The British Antarctic Survey’s iconic Halley VI research station is on the move. Actually, its always on the move — the ice shelf it sits on creeps towards the ocean at a rate of about a quarter of a mile per year. Antarctica’s ice sheets are in a constant state of change — they crevasse, they flow, they calve off into icebergs. That’s a problem for scientific research stations, which also have to contend with several feet of annual accumulated snow that can bury and ultimately crush a man-made structure.
Halley VI was designed to be permanent, which, on an ice shelf, means it was designed to move. It’s a modular facility that looks like a caterpillar or train, and it can be disassembled and dragged to a new location. The hope has always been that it will outlast its predecessors, five research stations — some of them just wooden huts in tin cans — that collectively survived just 56 years before destroyed by the elements.
The station officially opened in 2013 and the plan was, at that time, for it to stay put longer than three years. But a creeping crevasse called Chasm 1 has the team worried enough to start packing up and moving on to a safer location. Chasm 1 formed 30 years ago, but was stable until 2012 when it began to grow. It’s now moving at a rate of one mile per year towards Halley VI, which is about five miles away.
The problem is both the crevasse and the events it catalyzes. If crevasse creep were to cause a major calving event, the research station would end up out to sea on an enormous iceberg. If the crack grew long and wide enough to cut off Halley from the rest of the shelf, making a future move would become impossible.
Fortunately, the research station is designed for the relocation. Besides coming apart into sections, each module sits on hydraulic lifts, which help keep the structure above accumulating snow. On the bottom of the lifts are skis, to allow for the dragging of each module across the barren landscape.

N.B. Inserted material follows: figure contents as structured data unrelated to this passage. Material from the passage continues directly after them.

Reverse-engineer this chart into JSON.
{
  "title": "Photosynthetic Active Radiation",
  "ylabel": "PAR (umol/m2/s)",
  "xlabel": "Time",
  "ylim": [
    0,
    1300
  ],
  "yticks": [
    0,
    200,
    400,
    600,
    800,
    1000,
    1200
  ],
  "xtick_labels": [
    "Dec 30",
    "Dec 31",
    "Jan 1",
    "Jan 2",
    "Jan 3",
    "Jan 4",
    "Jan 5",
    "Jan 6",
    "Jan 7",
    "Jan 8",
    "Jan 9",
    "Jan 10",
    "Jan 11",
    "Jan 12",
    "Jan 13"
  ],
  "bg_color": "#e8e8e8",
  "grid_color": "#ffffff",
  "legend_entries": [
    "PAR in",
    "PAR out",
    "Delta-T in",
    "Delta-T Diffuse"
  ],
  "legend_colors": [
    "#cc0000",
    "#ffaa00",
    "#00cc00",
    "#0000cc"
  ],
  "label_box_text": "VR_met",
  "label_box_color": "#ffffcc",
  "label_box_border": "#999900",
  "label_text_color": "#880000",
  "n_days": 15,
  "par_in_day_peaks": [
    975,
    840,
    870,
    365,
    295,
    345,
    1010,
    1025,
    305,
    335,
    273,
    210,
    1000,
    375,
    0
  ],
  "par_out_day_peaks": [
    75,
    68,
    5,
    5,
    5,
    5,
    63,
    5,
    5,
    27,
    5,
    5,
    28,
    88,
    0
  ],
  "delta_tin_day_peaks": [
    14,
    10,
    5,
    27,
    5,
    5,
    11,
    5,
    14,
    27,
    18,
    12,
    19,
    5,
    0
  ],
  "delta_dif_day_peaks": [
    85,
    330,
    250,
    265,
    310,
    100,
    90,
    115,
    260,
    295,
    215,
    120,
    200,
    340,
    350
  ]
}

Architect Hugh Broughton came up with the design, which has won multiple awards. In addition to mobility, the pods have been outfitted to keep the 16 over-wintering staff relatively comfortable and sane through eight months of total isolation and 3.5 months of total darkness. During the short summer season, the population jumps as high as 70, as scientists flock in for field work, rushing to get it all done in the 24-hour daylight.